Investigations on additively manufactured porous Ti6AI4V structure infiltrated with magnesium for biomedical applications

Abstract

The need for long-lasting metallic implants is increasing as the number of aged people suffering from degenerative bone diseases increases resulting in revision surgeries. Metallic implants make up almost 70% to 80% of the implants used to replace damaged bones. Despite their tremendous strength, metallic implants have extremely high Young's modulus when compared to the bone which leads to stress-shielding effect. Pores are incorporated in the implant structures to reduce the density and hence the modulus, but reduces the strength which in turn reduces the longevity of the bone. This study aims to improve the compressive strength of the porous Ti6Al4V structures and maintain Young’s modulus closer or equal to human bone modulus to avoid stress-shielding effect. The possibilities of combining the bio-inert and biodegradable materials for implant applications are explored. Ti6Al4V offers excellent corrosion resistance making it a bio-inert material. But, Mg is a biodegradable material that degrades in the biological environment. Porous Ti6Al4V structures are fabricated with different pore sizes and strut sizes resulting in specific porosity, using Electron Beam Melting (EBM), an additive manufacturing (AM) technique. They are subsequently infiltrated with pure magnesium (Mg). The strength of the porous Ti6Al4V structures increases by 1.5 times after Mg infiltration, and their Young's modulus ranges between 4–6 GPa, which is similar to the trabecular bone modulus of 10 GPa. Being a biodegradable material, Mg will corrode which will affect the strength of the Ti6Al4V/Mg structures. Thus, it is imperative to study their strength retention properties based on corrosion studies. Mg infiltrated Ti6Al4V samples are immersed in kokubos’ simulated body fluid (SBF) at various time intervals. It is found that corrosion initiated at the interface region and the amount of Mg present in the sample influenced the corrosion rate.

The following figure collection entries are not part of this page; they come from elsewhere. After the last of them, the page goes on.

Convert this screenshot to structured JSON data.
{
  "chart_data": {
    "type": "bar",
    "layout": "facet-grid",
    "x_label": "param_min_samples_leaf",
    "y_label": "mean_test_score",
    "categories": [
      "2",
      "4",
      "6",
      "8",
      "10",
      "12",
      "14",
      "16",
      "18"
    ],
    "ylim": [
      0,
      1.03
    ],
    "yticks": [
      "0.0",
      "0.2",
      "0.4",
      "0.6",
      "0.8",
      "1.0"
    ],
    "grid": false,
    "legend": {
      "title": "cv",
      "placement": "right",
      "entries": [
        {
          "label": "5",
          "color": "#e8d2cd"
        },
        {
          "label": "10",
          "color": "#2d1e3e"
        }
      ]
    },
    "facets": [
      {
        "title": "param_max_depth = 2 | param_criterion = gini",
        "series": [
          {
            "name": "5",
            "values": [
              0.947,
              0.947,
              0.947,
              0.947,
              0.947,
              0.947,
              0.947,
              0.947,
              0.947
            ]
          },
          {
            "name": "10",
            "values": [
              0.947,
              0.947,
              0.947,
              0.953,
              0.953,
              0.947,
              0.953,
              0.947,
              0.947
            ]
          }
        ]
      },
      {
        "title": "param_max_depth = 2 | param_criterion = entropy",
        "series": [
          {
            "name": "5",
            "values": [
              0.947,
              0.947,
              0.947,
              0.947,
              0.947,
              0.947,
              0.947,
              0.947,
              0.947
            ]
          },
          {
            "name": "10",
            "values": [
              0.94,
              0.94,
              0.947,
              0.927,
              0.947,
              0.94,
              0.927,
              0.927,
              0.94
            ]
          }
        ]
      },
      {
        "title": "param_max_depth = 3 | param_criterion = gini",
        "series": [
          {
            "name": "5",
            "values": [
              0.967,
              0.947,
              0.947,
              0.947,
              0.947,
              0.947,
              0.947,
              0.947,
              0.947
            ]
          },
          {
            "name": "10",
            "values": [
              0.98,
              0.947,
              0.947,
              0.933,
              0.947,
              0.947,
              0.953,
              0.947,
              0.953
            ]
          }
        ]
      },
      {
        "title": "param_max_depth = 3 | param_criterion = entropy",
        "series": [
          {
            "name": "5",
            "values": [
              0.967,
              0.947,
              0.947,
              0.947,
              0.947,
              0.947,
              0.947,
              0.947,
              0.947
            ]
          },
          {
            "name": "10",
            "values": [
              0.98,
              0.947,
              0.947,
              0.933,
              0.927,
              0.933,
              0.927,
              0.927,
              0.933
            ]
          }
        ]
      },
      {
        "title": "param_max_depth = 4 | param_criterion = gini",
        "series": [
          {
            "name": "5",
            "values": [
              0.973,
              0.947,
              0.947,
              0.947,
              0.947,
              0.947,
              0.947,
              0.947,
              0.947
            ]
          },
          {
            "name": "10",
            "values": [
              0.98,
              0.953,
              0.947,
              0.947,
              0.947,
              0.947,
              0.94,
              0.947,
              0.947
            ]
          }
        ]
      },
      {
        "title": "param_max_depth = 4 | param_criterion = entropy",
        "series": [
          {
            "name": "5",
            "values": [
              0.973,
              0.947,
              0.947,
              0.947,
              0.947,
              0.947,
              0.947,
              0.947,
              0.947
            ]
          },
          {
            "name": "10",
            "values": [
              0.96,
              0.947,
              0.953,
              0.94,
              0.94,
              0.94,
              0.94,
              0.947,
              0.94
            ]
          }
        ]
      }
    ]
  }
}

The corroded samples were subjected to compression testing with and without the presence of Mg corrosion by-product to understand its influence on their strength retention. At the end of the 14th day of immersion, among the corroded samples without the presence of corrosion products, samples with their primitive porous Ti6Al4V structure having lower porosity (60%) exhibited maximum compressive strength of 264 MPa and Young’s modulus of 3.8 GPa. The strut size also played a major role in determining the samples’ compressive properties. But, among the corroded samples with the presence of corrosion products, even after one month of immersion, the same sample whose porosity of the primitive porous structure of around 60% ended up with a maximum compressive strength of 311 MPa which is higher than the compressive strength of the cortical bone of 200 MPa. All the samples have Young's modulus between 4.3 and 5.3 GPa, which is similar to the trabecular bone modulus of 10 GPa. XRD results of the corroded samples showed the presence of biominerals like magnesium hydroxide and hydroxyapatite which forms the precursors of tissue formation. The pore size of the Ti6Al4V structures played a major role in trapping the Mg corrosion products within them resulting in better strength retention. After a month, Ti6Al4V/Mg sample with Ti6Al4V structure having a lower pore size of 0.8 mm showed a 37 % reduction of compressive strength from its Mg infiltrated Ti6Al4V structure before immersion. This showed better strength retention when compared to other samples whose reduction of compressive strength ranges between 41 % and 56 %. Ultimately, the design of the primitive porous Ti6Al4V structure is responsible for having higher compressive properties, as well as in retaining them. These design features of the porous structures like pore and strut sizes are very well controlled by employing AM technique in fabricating these structures. Thus, Ti6Al4V/Mg structure, wherein porous Ti6Al4V is made using AM technique, can be employed as long-lasting metallic implants to replace the deceased human bone.